Ah, right, the compiler directly supports a few cases of borrow splitting, too, without the need to go through the intermediate raw pointer. So I should have qualified that this was discussing manual creation of split borrows, without the direct compiler support.[1] The other typical example the compiler supports - besides pattern matching - is partial borrowing, such as accessing both &mut x.foo and &mut x.bar fields of a struct, at the same time.

  1. Only in the absence of compiler-supported borrow splitting, it is true that creating two references to elements/things requires starting with two live ways (references/pointers) to access them. ↩︎

1 Like

Great explanation, thanks! And yeah, you're probably right, that's a good reason not to have a transmute_lifetime function.

I'll definitely beware of wrongly splitting mutable references now!

Incidentally, in order to reduce some bounds-type checks that were already done by the iterator, I ended up replacing all of my iterator implementations just yesterday with by using my own get_unchecked_mut() methods, which return raw-ish pointers.

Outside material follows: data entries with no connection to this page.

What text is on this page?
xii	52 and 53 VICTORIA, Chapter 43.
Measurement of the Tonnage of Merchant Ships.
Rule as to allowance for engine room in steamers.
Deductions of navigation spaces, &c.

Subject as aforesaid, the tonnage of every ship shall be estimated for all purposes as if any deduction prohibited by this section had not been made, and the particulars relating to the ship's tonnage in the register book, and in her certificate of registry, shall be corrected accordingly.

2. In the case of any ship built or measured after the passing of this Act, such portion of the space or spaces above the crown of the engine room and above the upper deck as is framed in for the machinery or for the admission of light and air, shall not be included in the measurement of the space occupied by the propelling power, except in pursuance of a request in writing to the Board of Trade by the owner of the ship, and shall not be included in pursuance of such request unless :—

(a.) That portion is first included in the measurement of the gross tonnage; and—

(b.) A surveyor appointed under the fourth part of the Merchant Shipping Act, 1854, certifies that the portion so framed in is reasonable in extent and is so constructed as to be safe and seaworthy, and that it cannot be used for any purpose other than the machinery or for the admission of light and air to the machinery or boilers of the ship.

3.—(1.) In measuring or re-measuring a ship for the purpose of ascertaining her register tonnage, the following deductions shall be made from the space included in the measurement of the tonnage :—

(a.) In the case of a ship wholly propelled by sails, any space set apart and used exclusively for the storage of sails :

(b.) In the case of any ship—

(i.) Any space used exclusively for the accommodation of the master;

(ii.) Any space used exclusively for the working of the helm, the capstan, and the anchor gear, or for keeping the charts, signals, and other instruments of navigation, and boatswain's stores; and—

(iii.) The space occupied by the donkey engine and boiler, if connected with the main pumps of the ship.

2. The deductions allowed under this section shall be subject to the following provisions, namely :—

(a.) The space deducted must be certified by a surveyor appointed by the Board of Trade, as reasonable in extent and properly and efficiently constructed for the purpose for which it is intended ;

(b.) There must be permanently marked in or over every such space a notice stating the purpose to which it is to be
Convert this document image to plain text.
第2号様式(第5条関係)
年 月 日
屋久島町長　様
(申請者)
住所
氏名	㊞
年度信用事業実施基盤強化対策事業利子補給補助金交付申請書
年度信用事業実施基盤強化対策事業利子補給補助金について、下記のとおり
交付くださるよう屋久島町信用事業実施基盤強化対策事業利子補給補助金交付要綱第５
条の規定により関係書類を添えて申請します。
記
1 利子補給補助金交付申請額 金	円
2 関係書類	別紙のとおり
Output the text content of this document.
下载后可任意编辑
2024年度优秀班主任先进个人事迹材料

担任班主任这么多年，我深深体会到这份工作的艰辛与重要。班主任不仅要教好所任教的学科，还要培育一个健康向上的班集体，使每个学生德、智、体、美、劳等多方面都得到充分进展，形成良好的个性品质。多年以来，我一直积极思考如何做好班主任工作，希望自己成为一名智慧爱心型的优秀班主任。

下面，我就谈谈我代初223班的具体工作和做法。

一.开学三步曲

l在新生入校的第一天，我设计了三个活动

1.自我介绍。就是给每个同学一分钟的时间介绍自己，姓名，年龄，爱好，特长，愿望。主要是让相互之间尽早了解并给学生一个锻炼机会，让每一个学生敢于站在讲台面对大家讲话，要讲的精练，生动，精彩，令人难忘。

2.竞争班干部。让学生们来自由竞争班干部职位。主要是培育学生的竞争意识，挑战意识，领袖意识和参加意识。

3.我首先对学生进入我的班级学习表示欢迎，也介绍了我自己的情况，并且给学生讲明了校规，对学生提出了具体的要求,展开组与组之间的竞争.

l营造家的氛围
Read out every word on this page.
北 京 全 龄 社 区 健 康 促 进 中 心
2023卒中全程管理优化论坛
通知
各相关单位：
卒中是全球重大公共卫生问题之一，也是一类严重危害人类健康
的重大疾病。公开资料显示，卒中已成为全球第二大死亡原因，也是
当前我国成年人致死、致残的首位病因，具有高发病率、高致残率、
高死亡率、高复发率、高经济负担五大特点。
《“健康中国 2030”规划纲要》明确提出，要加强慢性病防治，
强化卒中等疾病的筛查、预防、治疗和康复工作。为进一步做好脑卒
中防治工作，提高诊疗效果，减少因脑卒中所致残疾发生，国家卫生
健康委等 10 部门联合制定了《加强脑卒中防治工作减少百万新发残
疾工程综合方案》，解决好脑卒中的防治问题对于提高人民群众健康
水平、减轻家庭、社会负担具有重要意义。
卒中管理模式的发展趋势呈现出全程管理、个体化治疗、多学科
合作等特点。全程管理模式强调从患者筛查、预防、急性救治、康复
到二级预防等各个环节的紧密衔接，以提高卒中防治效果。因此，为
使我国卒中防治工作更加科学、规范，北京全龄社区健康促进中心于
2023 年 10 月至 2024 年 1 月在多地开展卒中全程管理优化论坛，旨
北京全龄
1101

I'm using the PtrMut<'a>, type from the bevy_ptr crate, which is essentially a raw pointer with a lifetime.

Miri is super awesome, and I'm already using it for all my test cases, and it looks like things are good so far. :slight_smile:

I actually just now ended up again writing some code that wants to transmute UserType<'a> to UserType<'b>[1]. We do guarantee that such a transmute is layout-preserving [source], but transmute is uber-powerful; a weakened transmute_lifetimes which only permits lifetime-variant transmutes and forbids any others would make code using that kind of transmute easier to validate.

Notably, unlike the OP function which is limited to changing the top-level lifetime on just &mut _, this version isn't implementable in user code, and would require compiler support.

Side note, it sounds like what you want to use is actually ThinSlicePtr... though there's only a &[T] version currently in the crate, whereas you'd want &mut [T].

  1. More specifically, I'm repeatedly smuggling covariant UserType<'a> as UserType<'static> (a lifetime lying pattern I've called 'unsafe before) through a channel in order to emulate MCP-49 style semicoroutines on top of futures and bevy's system parameter machinery. ↩︎


This topic was automatically closed 90 days after the last reply. New replies are no longer allowed.